Monday, February 10, 2014

Neighbors are the worst

Oh my flobbin' glob! I miss the days when the Latino gigolo and freaking Carl lived upstairs. Sure, i'd hear concert piano all the time, but the gigolo was really good at it. And yeah, it sounded like he was dropping a dozen bowling balls at once at least once a day. Sometimes listening to Carl's psychot girlfriend work out, yell at him about everything, and slam doors constantly sucked. But at least they walked like humans and NOT FRAGGLESNACKIN' ELEPHANTS ALL THE FLAPPIN' TIME! And to think, there's going to be baby up there soon screaming its fool face off at all hours. Oh gawd, what if they start that pacing shit to calm it down? They'll wear a chasm in the floor and fall through. Who the fuck has a baby in a downtown rental with a neighbor like me living downstairs? Don't they know i'm unstable? Don't they know i could explode this house at any time? Don't they realize i will be more likely to do so if i can't sleep because some dumb baby is bawling all night and ruining my life? They have to go. This is ridiculous.

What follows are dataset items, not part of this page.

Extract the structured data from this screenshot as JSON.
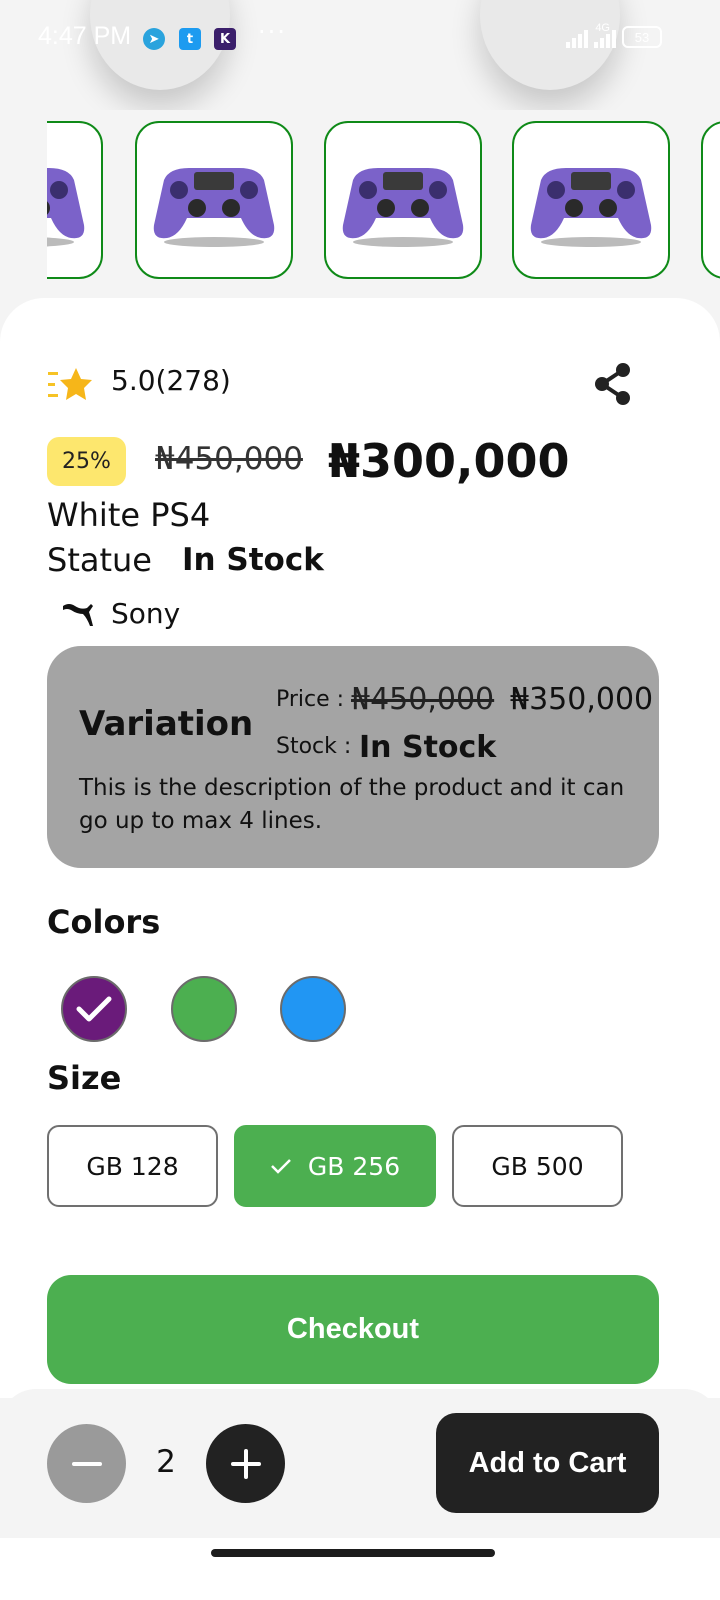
{
  "status_bar": {
    "time": "4:47 PM",
    "more": "···",
    "network": "4G",
    "battery": "53"
  },
  "product": {
    "rating": "5.0",
    "reviews": "(278)",
    "discount": "25%",
    "old_price": "₦450,000",
    "new_price": "₦300,000",
    "name": "White PS4",
    "status_label": "Statue",
    "status_value": "In Stock",
    "brand": "Sony"
  },
  "variation": {
    "title": "Variation",
    "price_label": "Price :",
    "old_price": "₦450,000",
    "new_price": "₦350,000",
    "stock_label": "Stock :",
    "stock_value": "In Stock",
    "description": "This is the description of the product and it can go up to max 4 lines."
  },
  "colors": {
    "title": "Colors",
    "options": [
      "#6a1b7a",
      "#4caf50",
      "#2196f3"
    ],
    "selected_index": 0
  },
  "size": {
    "title": "Size",
    "options": [
      "GB 128",
      "GB 256",
      "GB 500"
    ],
    "selected_index": 1
  },
  "actions": {
    "checkout": "Checkout",
    "quantity": "2",
    "add_to_cart": "Add to Cart"
  },
  "theme": {
    "accent_green": "#4caf50",
    "thumb_border": "#0f8a18",
    "discount_bg": "#fde76e",
    "dark": "#222222"
  },
  "icons": [
    "minus-icon",
    "plus-icon",
    "share-icon",
    "star-icon",
    "puma-logo-icon",
    "check-icon",
    "controller-image"
  ]
}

It's worse than the hookers who lived up there after Carl and the gigolo - always wearing their clompity-tromp high heels and going up and down the stairs draggin' dirty tricks around all damn day and night. I'd take the tramps back, even though they killed my tulips and had sex parties with hookas in the back yard right outside my bedroom window.

There, i said it. I'd rather share this house with a gigolo or dirty, sweat pants-wearing Carl or even actual actual prostitutes, than with a human baby.

1 comment:

  1. Also, my other outside-of-the-house neighbors do NOT suck. They are actually kind of the best.